# synthetic oil quaestions



## james.j.smith (Sep 20, 2010)

I'm thinking about buying a power stroke and have been doing some homework before I purchase a truck. There are reports of increased fuel economy by switching over to all synthetic oil (engine, gear, transmission and transfer case). Has anyone accomplished this switch? have you seen the increase in MPGs? is any type of flush required before switching? how much did it cost you to make the switch?


----------



## oldmankent (Mar 2, 2001)

When I had a 96 PSD I ran synthetic in everything but the engine. I think you have to run synthetic in the tranny. The engine oil is in there for such a short time I don't think synthetic is worth it unless you are running a bypass filter and doing engine analysis. 14 quarts of synthetic would be a tough one to swallow. depending on the miles, if the truck hasn't been run with synthetic I've heard switching isn't really going to benefit it.


----------



## dieselss (Jan 3, 2008)

Ive been running amsoil for years in all my engines. Yes the 16 qts is hard to swallow but imo its worth it. To get 12-15 thousand out of an oil is worth the expense. As far as mpgs,,,i would say at least 1-5 gain. But thats just a ruff guess, i dont remeber what my numbers were before the oil switch.


----------



## Raymond S. (Jan 8, 2008)

1-5 MPG? That's a bit of a stretch don't you think?


----------



## dieselss (Jan 3, 2008)

Not really,,,I know there's claims oh higher out there. Just what I think I have gotten overall


----------



## mustangman02232 (Mar 21, 2011)

I run syn in the motor and duffs, it's usually recommended to stay with merc for the trans, especially in the torque shifts, an extra $15-20 bucks every other month isnt even a case of beer


----------



## 2COR517 (Oct 23, 2008)

A DIY oil change might cost an extra $40 to run full synthetic 5W-40 Rotella vs. Dino 15W-40


----------



## show-n-go (Feb 5, 2009)

I run Amsoil for every fluid in my 7.3 except coolant. When I made the switch it was close to $700 but I did some other things with it. I also run all amsoil in my boat which is a ton more money but it's got a pair of 525's in it so it holds oil more than my 7.3 does, In the boat i also use their drive oil and gear lube. It has made a big difference in the life of the parts but the upfront money is hard to swallow sometimes, it is still cheaper in the long run. My Ex with the 7.3 has 180k on it, i made the swith at about 130k, the fuel is a little better but the big difference was how smooth it shifts now after the switch


----------



## NICHOLS LANDSCA (Sep 15, 2007)

dieselss;1470087 said:


> Ive been running amsoil for years in all my engines. Yes the 16 qts is hard to swallow but imo its worth it. To get 12-15 thousand out of an oil is worth the expense. As far as mpgs,,,i would say at least 1-5 gain. But thats just a ruff guess, i dont remeber what my numbers were before the oil switch.
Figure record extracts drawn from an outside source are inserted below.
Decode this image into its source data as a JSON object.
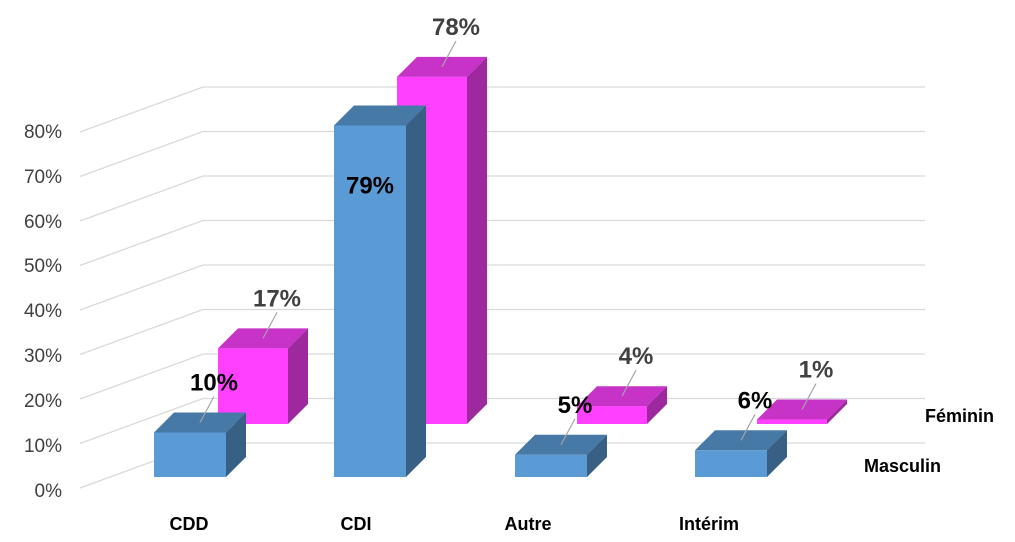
{
  "chart_data": {
    "type": "bar",
    "subtype": "3d-depth-bar",
    "title": "",
    "xlabel": "",
    "ylabel": "",
    "ylim": [
      0,
      80
    ],
    "yticks": [
      "0%",
      "10%",
      "20%",
      "30%",
      "40%",
      "50%",
      "60%",
      "70%",
      "80%"
    ],
    "categories": [
      "CDD",
      "CDI",
      "Autre",
      "Intérim"
    ],
    "series": [
      {
        "name": "Masculin",
        "values": [
          10,
          79,
          5,
          6
        ],
        "labels": [
          "10%",
          "79%",
          "5%",
          "6%"
        ],
        "color": "#5b9bd5"
      },
      {
        "name": "Féminin",
        "values": [
          17,
          78,
          4,
          1
        ],
        "labels": [
          "17%",
          "78%",
          "4%",
          "1%"
        ],
        "color": "#ff40ff"
      }
    ],
    "grid": true,
    "legend": "right"
  }
}
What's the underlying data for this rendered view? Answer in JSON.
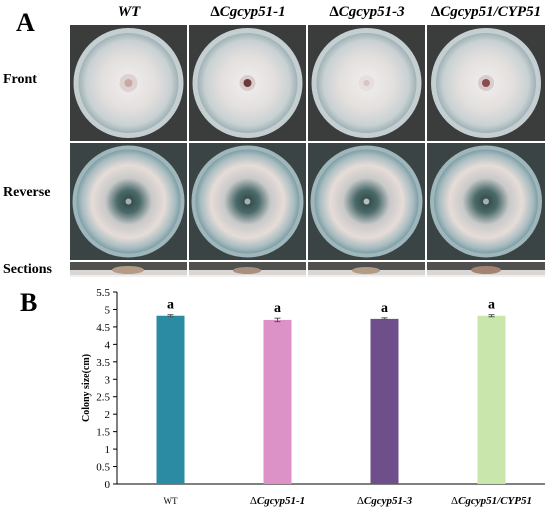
{
  "panel_a": {
    "letter": "A",
    "columns": [
      {
        "prefix": "",
        "italic": "WT"
      },
      {
        "prefix": "Δ",
        "italic": "Cgcyp51-1"
      },
      {
        "prefix": "Δ",
        "italic": "Cgcyp51-3"
      },
      {
        "prefix": "Δ",
        "italic": "Cgcyp51/CYP51"
      }
    ],
    "rows": {
      "front": "Front",
      "reverse": "Reverse",
      "sections": "Sections"
    }
  },
  "panel_b": {
    "letter": "B"
  },
  "colors": {
    "bar_wt": "#2b8ba3",
    "bar_mut1": "#dc92c6",
    "bar_mut3": "#6f4f8b",
    "bar_comp": "#c9e6ad",
    "axis": "#000000",
    "plate_front_rim": "#b9c4c6",
    "plate_front_center": "#e7e4e3",
    "plate_reverse_center": "#3f5654",
    "plate_reverse_mid": "#e4dcd8",
    "plate_reverse_edge": "#87a7ad"
  },
  "chart_data": {
    "type": "bar",
    "categories": [
      "WT",
      "ΔCgcyp51-1",
      "ΔCgcyp51-3",
      "ΔCgcyp51/CYP51"
    ],
    "values": [
      4.82,
      4.7,
      4.73,
      4.82
    ],
    "errors": [
      0.03,
      0.05,
      0.03,
      0.03
    ],
    "significance": [
      "a",
      "a",
      "a",
      "a"
    ],
    "ylabel": "Colony size(cm)",
    "xlabel": "",
    "ylim": [
      0,
      5.5
    ],
    "yticks": [
      "0",
      "0.5",
      "1",
      "1.5",
      "2",
      "2.5",
      "3",
      "3.5",
      "4",
      "4.5",
      "5",
      "5.5"
    ],
    "grid": false,
    "legend": "none"
  }
}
I've been running Amsoil since the 90's, I don't care what oil you run NOTHING will give you 5mpg:laughing: I've seen an average of about 1mpg when doing everything front to rear


----------



## Tbrothers (Dec 30, 2009)

I sell and use Amsoil in everything I own. with the newer Diesel you have to be careful with the emission crap. Everytime it goes through a regen cycle it washes the cylinders with fuel and also dilutes the oil. Now Amsoil doesn't recommend extended oil intervals with out doing oil samples. Great oil


----------



## Tbrothers (Dec 30, 2009)

just a little info on someone using amsoil if your spending more than $100 a year sign up as a preferred customer and then you get it a dealer cost.


----------



## tjctransport (Nov 22, 2008)

spamsoil is not worth the money it costs.
regular old motor oil does just as good.


----------



## Squires (Jan 9, 2009)

I havn't made the change to amsoil, but plan too.
Got a buddie at work signed up to be a dealer for the savings on fluids for his dirt track car.
Canadian Tire sells their Motorcycle oil for $22/L he can get it cost at $9.60/L
OE 5-30 for my truck, not sure the store price, but again at his cost, $5.05/L
10-40 for my Sea-doo $6.30/L 
I can't beat those prices for synthetic at any parts store in my area unless it happens to be going out of business at 50% off....
Once im out or warranty i think i might try a full swap to sunthetic and try my luck, already run it in the engine


----------